Unlike Rice Paddy, Thai House also offers full cocktail service and a selection of refreshing Thai beers. My personal favorite here is pad-see-ew, a stir fried noodle dish extremely popular at lunch wagons throughout Thailand.

Here, slender and flat rice noodles are combined with the meat of your choice, broccoli, scrambled egg, and a dark, sweet and salty version of soy sauce called see-ew-dum or kecap manis in Indonesia.

Secretly, I enjoy combining starch with starch and eating this dish over fresh steamed rice with lots of chili sauce. I don’t know if that’s sacriligious somehow, but that’s my preference.
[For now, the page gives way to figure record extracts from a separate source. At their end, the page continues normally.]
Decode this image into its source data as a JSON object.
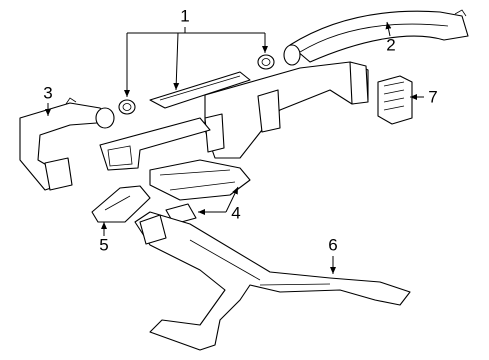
{
  "callouts": [
    {
      "label": "1"
    },
    {
      "label": "2"
    },
    {
      "label": "3"
    },
    {
      "label": "4"
    },
    {
      "label": "5"
    },
    {
      "label": "6"
    },
    {
      "label": "7"
    }
  ]
}
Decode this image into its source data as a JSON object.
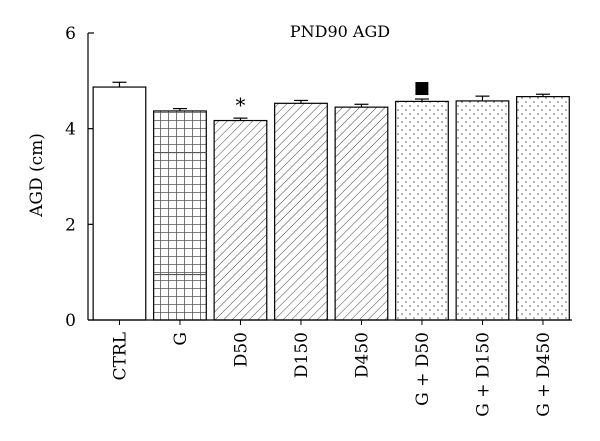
{
  "chart_data": {
    "type": "bar",
    "title": "PND90 AGD",
    "xlabel": "",
    "ylabel": "AGD (cm)",
    "ylim": [
      0,
      6
    ],
    "yticks": [
      0,
      2,
      4,
      6
    ],
    "grid": false,
    "legend": "none",
    "categories": [
      "CTRL",
      "G",
      "D50",
      "D150",
      "D450",
      "G + D50",
      "G + D150",
      "G + D450"
    ],
    "values": [
      4.87,
      4.37,
      4.17,
      4.53,
      4.45,
      4.57,
      4.58,
      4.67
    ],
    "errors": [
      0.1,
      0.05,
      0.05,
      0.06,
      0.06,
      0.05,
      0.1,
      0.05
    ],
    "fills": [
      "plain",
      "grid",
      "hatch",
      "hatch",
      "hatch",
      "dots",
      "dots",
      "dots"
    ],
    "annotations": [
      {
        "category": "D50",
        "marker": "*"
      },
      {
        "category": "G + D50",
        "marker": "■"
      }
    ]
  }
}
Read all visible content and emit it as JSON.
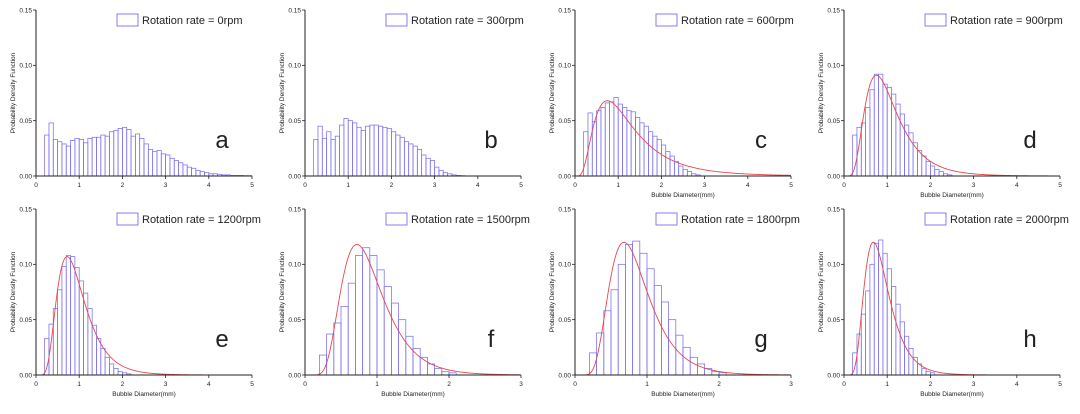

Due to generous portion sizes, I can make one order last for two solid meals.

Another favorite is the Thai House curry, a spicy red curry dressed up with peanut sauce, vegetables and the meat of your choice.

It’s a bit thinner than, say, an Indian curry or even the ones found at Rice Paddy, but it can generously feed two hungry people. Vibrant in flavor, I like to crank up the heat on this one and sweat it out with a bottle of Singha and a bowl of rice.

Overall, I give both restaurants a respectable four stars. Rice Paddy earns its keep with competitive pricing and delicious, if not subdued, dishes.

Aoy’s wonderful personality seems to keep regulars coming back and flooding the store with orders, though credit card machines could be a help.

Thai House stands tall with authentic and delightfully executed dishes, as well as an intimate seating environment, full bar and generous portions.

It may not have all the charm of Pattaya, but it certainly has all the flavors right.